One of the unfathomably tragic numbers to come from last week’s earthquake in Haiti last week is the estimate about the number of orphans the disaster created. As many as tens of thousands of children may have been orphaned by the earthquake, according to United Nations estimates, a total that becomes even more shocking when it’s added to the approximately 380,000 orphaned children in the country before last week’s disaster. Some efforts have sprung up quickly to try and find homes for these children, but so far it’s only a trickle, restricted both by logistical difficulties from the earthquake and pre-existing legal obstacles to international adoption.
That real-time crisis lingered over a timely event held Saturday at Comer Children’s Hospital on the University of Chicago Medical Center campus. Organized by the hospital’s International Adoption Clinic as an informational and networking session for about a dozen families who have adopted or are on the verge of adoption, presentations and conversations kept veering back to the topic of Haiti.
“It’s hard today not to talk about international adoption and at the same time keep those images of Haiti out of your head,” clinic founder Larry Gray, assistant professor of pediatrics, told the room at the start of the event. “It’s sort of overwhelming at times.”
The International Adoption Clinic, which started in 2002, was set up to help children from countries such as the Ukraine, Ethiopia and China medically and developmentally transition to a new life with a new family. Gray and nurse practitioner Linda Walsh screen newly adopted children for a wide range of diseases and conditions that can be brought on by living in poverty or an overcrowded orphanage, directing them toward the treatment they need to recover. Many of the children are literally shrunken by the stressful environment they endured, charting as significantly shorter (stunting) or less heavy (wasting) than other children their age. In extreme cases, the child’s brain will even shrink from malnourishment, a condition called microencephaly.
Finding and addressing the causes of these medical issues requires extensive screening, Gray said.
“We think that to pull out a successful adoption transition, it needs to be a very multi-focused effort,” Gray said. “When a family arrives in the United States, it’s just the beginning of a network of processes that come into play.”
Gray, a developmental pediatrician, can assess how far the child has developed both physically and mentally relative to their age – though as he pointed out, every developmental curve is different, even for non-adopted children. Walsh, who has vast experience treating patients with HIV, is familiar with the sometimes unusual conditions that children can carry with them thousands of miles from their original home.
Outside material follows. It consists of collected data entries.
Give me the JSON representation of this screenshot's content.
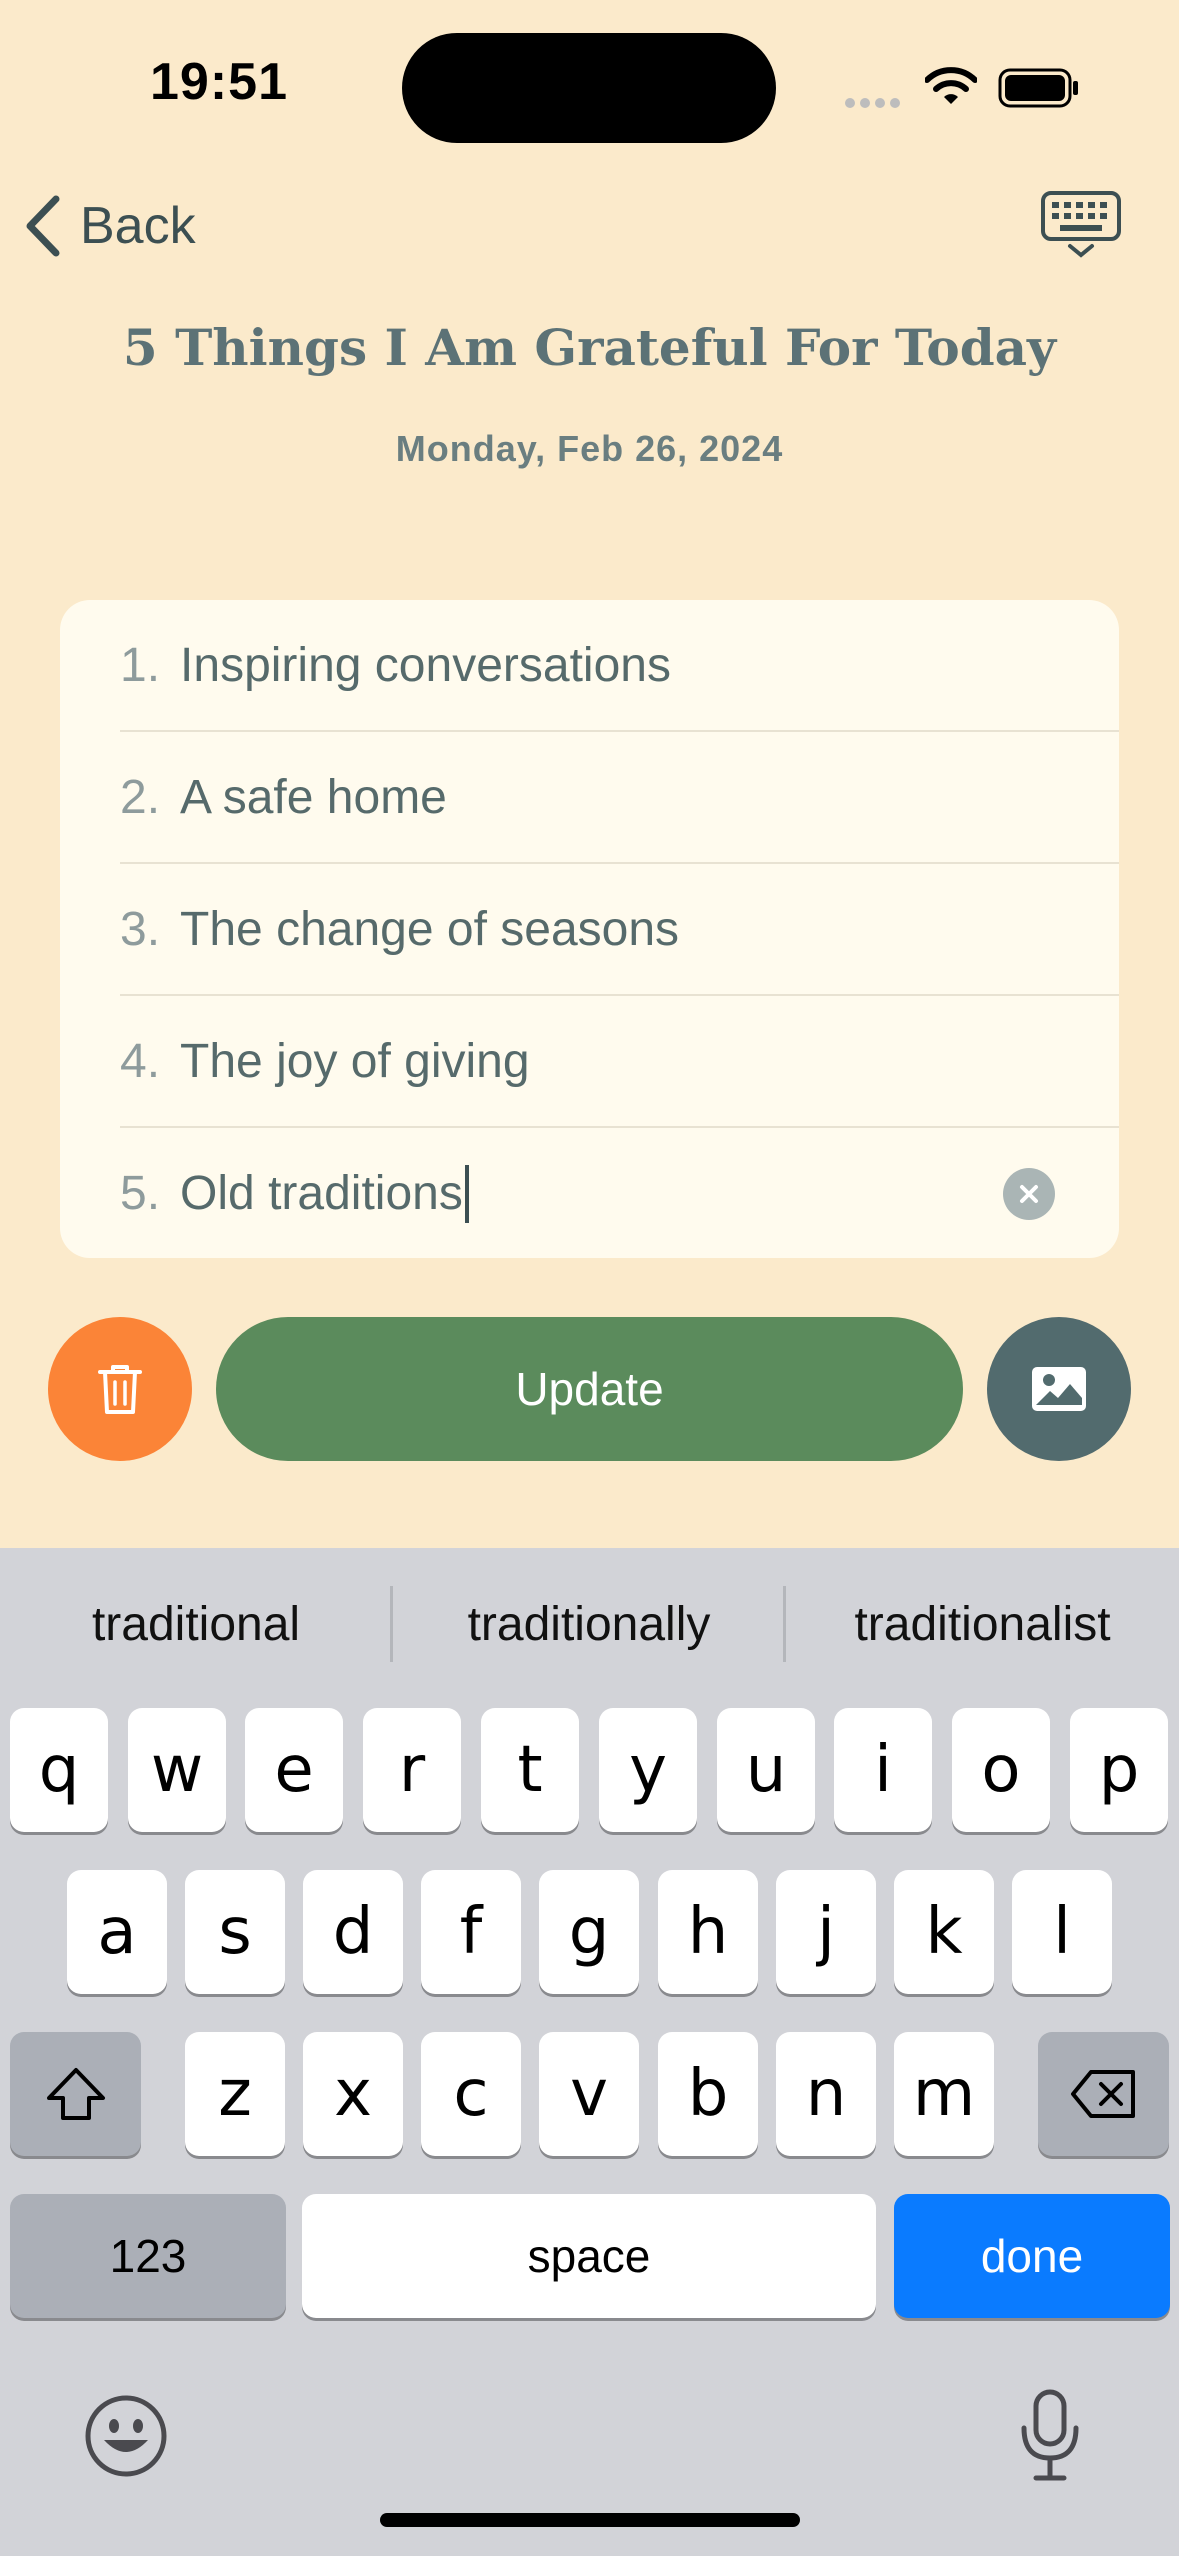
{
  "status_bar": {
    "time": "19:51"
  },
  "nav": {
    "back_label": "Back"
  },
  "entry": {
    "title": "5 Things I Am Grateful For Today",
    "date": "Monday, Feb 26, 2024",
    "items": [
      {
        "number": "1.",
        "text": "Inspiring conversations"
      },
      {
        "number": "2.",
        "text": "A safe home"
      },
      {
        "number": "3.",
        "text": "The change of seasons"
      },
      {
        "number": "4.",
        "text": "The joy of giving"
      },
      {
        "number": "5.",
        "text": "Old traditions"
      }
    ]
  },
  "actions": {
    "update_label": "Update"
  },
  "keyboard": {
    "suggestions": [
      "traditional",
      "traditionally",
      "traditionalist"
    ],
    "row1": [
      "q",
      "w",
      "e",
      "r",
      "t",
      "y",
      "u",
      "i",
      "o",
      "p"
    ],
    "row2": [
      "a",
      "s",
      "d",
      "f",
      "g",
      "h",
      "j",
      "k",
      "l"
    ],
    "row3": [
      "z",
      "x",
      "c",
      "v",
      "b",
      "n",
      "m"
    ],
    "numbers_label": "123",
    "space_label": "space",
    "done_label": "done"
  },
  "colors": {
    "background": "#fbeacb",
    "card": "#fffbee",
    "trash": "#fb8437",
    "update": "#5b8b5c",
    "image": "#526b6e",
    "done_key": "#0a7bff"
  }
}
The clinic has become a favorite of the hospital’s laboratory, she said, because of the rare parasites and diseases they test for with newly adopted children. After the initial screen, University of Chicago doctors can continue caring for any chronic diseases (such as HIV) that the children carry, or direct them to clinics familiar with such conditions closer to their adoptive home.
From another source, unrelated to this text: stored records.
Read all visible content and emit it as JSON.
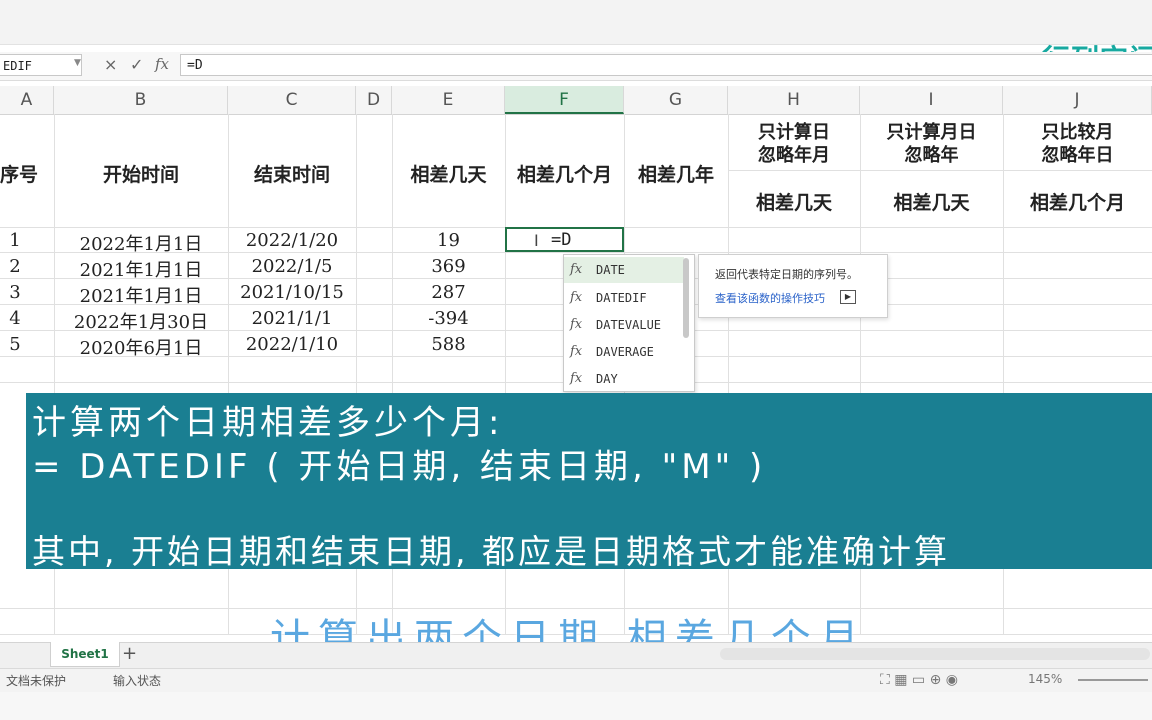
{
  "logo": {
    "text": "行列空间"
  },
  "formula_bar": {
    "name_box": "EDIF",
    "cancel_icon": "×",
    "confirm_icon": "✓",
    "fx_label": "fx",
    "formula": "=D"
  },
  "columns": [
    "A",
    "B",
    "C",
    "D",
    "E",
    "F",
    "G",
    "H",
    "I",
    "J"
  ],
  "selected_column": "F",
  "headers": {
    "A": "序号",
    "B": "开始时间",
    "C": "结束时间",
    "E": "相差几天",
    "F": "相差几个月",
    "G": "相差几年",
    "H_top": "只计算日\n忽略年月",
    "I_top": "只计算月日\n忽略年",
    "J_top": "只比较月\n忽略年日",
    "H_bottom": "相差几天",
    "I_bottom": "相差几天",
    "J_bottom": "相差几个月"
  },
  "rows": [
    {
      "A": "1",
      "B": "2022年1月1日",
      "C": "2022/1/20",
      "E": "19"
    },
    {
      "A": "2",
      "B": "2021年1月1日",
      "C": "2022/1/5",
      "E": "369"
    },
    {
      "A": "3",
      "B": "2021年1月1日",
      "C": "2021/10/15",
      "E": "287"
    },
    {
      "A": "4",
      "B": "2022年1月30日",
      "C": "2021/1/1",
      "E": "-394"
    },
    {
      "A": "5",
      "B": "2020年6月1日",
      "C": "2022/1/10",
      "E": "588"
    }
  ],
  "active_cell": {
    "text": "=D"
  },
  "autocomplete": {
    "items": [
      "DATE",
      "DATEDIF",
      "DATEVALUE",
      "DAVERAGE",
      "DAY"
    ],
    "selected_index": 0,
    "tooltip": {
      "description": "返回代表特定日期的序列号。",
      "link": "查看该函数的操作技巧"
    }
  },
  "overlay": {
    "background": "#1a7f92",
    "line1": "计算两个日期相差多少个月:",
    "line2": "= DATEDIF ( 开始日期, 结束日期, \"M\" )",
    "line3": "其中, 开始日期和结束日期, 都应是日期格式才能准确计算"
  },
  "subtitle": "计算出两个日期 相差几个月",
  "sheet_tabs": {
    "active": "Sheet1",
    "add": "+"
  },
  "status_bar": {
    "protect": "文档未保护",
    "mode": "输入状态",
    "zoom": "145%"
  }
}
The legal and medical hurdles surrounding adopting children with HIV were also a common topic of discussion at the event. Carolyn Twietmeyer, whose family has adopted four children from Ethiopia, launched her organization Project Hopeful after learning of the tremendous obstacles to bringing an HIV-infected child into the United States. Though her organization’s efforts have made it considerably easier to adopt HIV-infected children (8 such adoptions in 2007 bloomed to 150 in 2009), medical and social issues surrounding children with the disease remain, a subject addressed by Walsh and associate professor of psychiatry and pediatrics Scott Hunter.
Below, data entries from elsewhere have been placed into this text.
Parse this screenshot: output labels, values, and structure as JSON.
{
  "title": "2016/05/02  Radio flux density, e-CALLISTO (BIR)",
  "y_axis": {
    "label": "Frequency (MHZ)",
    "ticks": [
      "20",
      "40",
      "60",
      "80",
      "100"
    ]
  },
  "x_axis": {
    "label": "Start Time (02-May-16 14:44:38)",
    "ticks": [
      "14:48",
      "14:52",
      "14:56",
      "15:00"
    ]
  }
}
But amid all of the immediate and far-away concerns, there was an optimistic thread – research and the anecdotal evidence of those in the room both indicate that even children rescued from unspeakably tragic conditions can rebound once placed in a new, healthier environment. Gray showed pictures of an Ethiopian infant, abnormally small for his age and clenching his fist in the tightly-wound gesture revealing a stress no child that young should feel. But two years after his adoption, the child was back within the normal range of height and weight for his age, and was pictured smiling and care-free on the back of his adoptive father. No special therapies are required for this remarkably recovery, Gray said; the “ordinary miracles” of living a normal life in a loving environment can sometimes be enough.
“I was watching those pictures of Haiti, and grappling with that horrible tragedy and thinking about resiliency,” Gray said. “Some kids who are exposed to an enormous amount of adversity turn out just fine…some kids can weather the storm very well.”